Его буквально с ума сводит, когда она проверяет его конспекты. Как двигает указательным пальцем по строчкам, как делает пометки и безмолвно шевелит губами, увлеченно проговаривая что-то про себя. Какая же она, черт возьми, сексуальная, когда кусает шариковую ручку, бегло просматривая очередную страницу бесконечных решений.

Все-таки от высшей математики есть какая-то польза. Она такая же сложная и непонятная, как и вся жизнь. В ней есть куча подводных камней, которые видны далеко не сразу, мешая найти правильное решение. Оглядываясь на свои действия в попытке понять, где прокололся, можно в упор не заметить то, что другому будет очевидно. Главное – вовремя заметить погрешности, которые впоследствии в корне могут изменить решение всей задачи.
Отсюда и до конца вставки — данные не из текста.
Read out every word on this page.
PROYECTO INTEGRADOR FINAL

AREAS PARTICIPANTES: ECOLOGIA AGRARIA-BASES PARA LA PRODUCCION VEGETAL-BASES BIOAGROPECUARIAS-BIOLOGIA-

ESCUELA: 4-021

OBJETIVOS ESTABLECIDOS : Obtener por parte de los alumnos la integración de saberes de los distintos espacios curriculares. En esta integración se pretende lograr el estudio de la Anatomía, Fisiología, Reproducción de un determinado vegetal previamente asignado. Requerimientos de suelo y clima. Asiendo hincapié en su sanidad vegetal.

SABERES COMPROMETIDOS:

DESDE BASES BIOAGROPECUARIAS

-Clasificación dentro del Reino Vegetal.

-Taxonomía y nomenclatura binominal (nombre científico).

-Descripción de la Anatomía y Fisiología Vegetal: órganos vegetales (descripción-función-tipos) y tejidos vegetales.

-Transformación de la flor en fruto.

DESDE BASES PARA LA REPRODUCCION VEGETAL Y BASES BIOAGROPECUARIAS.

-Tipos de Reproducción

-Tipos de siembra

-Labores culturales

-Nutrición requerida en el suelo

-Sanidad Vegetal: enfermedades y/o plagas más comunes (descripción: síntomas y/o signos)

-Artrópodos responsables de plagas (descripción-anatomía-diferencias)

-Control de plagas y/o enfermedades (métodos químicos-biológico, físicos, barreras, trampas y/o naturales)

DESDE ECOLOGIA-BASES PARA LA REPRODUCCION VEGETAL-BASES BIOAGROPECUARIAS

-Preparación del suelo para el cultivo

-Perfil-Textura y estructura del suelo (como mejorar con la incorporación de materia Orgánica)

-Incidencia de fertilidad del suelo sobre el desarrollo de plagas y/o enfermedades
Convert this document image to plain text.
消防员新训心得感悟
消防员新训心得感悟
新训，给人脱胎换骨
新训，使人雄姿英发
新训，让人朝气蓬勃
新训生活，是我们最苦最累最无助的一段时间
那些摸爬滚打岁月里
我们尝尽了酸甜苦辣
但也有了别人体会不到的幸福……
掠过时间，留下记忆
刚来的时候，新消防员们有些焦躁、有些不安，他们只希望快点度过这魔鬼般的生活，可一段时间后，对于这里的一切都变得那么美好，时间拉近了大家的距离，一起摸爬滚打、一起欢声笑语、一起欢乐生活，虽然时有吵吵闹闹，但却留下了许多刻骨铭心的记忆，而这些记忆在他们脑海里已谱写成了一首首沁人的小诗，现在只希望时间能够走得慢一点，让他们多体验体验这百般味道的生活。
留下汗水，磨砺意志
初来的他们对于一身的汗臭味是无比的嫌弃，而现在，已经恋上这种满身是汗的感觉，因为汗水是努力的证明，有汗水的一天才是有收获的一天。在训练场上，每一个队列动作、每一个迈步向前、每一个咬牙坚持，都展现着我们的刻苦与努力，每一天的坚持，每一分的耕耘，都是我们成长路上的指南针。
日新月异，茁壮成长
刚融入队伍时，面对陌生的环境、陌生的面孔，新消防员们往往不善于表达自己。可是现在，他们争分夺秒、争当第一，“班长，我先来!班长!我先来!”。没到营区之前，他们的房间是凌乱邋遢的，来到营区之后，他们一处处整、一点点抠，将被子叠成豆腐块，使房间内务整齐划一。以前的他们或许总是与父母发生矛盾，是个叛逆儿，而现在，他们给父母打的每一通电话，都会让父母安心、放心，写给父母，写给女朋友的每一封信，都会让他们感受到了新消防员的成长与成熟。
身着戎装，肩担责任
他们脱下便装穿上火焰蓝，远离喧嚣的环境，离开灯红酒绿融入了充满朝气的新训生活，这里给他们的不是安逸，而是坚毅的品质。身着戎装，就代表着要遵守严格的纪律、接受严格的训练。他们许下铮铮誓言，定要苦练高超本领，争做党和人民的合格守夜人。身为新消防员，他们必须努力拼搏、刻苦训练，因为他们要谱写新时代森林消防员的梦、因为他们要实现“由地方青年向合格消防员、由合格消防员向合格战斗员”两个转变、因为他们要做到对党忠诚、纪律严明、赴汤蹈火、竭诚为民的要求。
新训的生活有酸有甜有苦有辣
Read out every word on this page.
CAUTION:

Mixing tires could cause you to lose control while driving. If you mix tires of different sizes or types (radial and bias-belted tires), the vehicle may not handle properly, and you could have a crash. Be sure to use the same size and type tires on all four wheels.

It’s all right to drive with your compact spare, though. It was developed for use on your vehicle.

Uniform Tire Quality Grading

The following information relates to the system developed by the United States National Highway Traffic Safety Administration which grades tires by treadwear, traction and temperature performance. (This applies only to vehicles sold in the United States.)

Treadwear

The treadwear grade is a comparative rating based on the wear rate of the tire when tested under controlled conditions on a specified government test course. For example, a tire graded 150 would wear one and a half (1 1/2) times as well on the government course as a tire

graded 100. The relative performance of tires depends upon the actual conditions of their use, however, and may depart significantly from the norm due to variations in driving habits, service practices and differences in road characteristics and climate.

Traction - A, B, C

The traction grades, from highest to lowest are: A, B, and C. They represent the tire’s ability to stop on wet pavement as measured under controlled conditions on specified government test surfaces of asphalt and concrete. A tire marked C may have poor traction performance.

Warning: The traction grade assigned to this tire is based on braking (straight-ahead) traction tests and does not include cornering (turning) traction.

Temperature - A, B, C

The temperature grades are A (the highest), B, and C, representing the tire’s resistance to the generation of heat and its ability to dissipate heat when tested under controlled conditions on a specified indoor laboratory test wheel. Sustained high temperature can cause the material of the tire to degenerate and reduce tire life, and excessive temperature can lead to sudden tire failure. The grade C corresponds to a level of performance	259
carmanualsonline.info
И Дохён безмерно счастлив, что понял свои косяки. Что почти полностью прервал эту череду притворства и вранья, оставив напоследок самое важное и значимое. Он влюблен в Седжон так сильно и искренне, что стоит ей перевести на него взгляд, как сердце камнем в пятки летит, не оставляя никаких шансов. Дыхание спирает от такой близости, мысли путаются, во рту словно опрокинули грузовик с песком.

Что это, если не любовь?

Она говорит ему что-то – Дохён слышит, но не слушает. Не моргая смотрит в серые глаза, которые больше не кажутся ему ледяными. Интересно, может, они никогда не были полны холода? Может, Седжон никогда не была к нему такой равнодушной, какой пыталась казаться? Она снова что-то переспрашивает, тыча пальцем в лист тетради. И Дэн опускает взгляд, но не на ошибку, что совершил ранее. А на чуть приоткрытые губы – ошибку, которую он совершит прямо сейчас.


(G)I-DLE – DAHLIA


Для него секунды тянутся непостижимо медленно, а для нее это одно мгновение, за которое Седжон не успевает сообразить, что происходит. Поэтому лишь сидит, остолбенев от шока, не зная, как реагировать. Все кажется таким странным – таким чужеродным, что с толку сбивает. Она видит густые ресницы Дохёна, что трепещут, как крылья бабочки. Чувствует горячее дыхание, что опаляет ее кожу на щеке. Ощущает вкус травяного чая, который они пили весь вечер.

…Вкус его губ.

Такие мягкие и горячие, едва касаются ее собственных. Седжон кажется, будто ей все это мерещится. Дохён словно пробует ее на вкус, боясь, что будет нестерпимо горько. И горечь поднимается из самой глубины ее души. Терзающая боль, с которой Седжон, казалось, уже справилась и похоронила вместе с пустыми надеждами.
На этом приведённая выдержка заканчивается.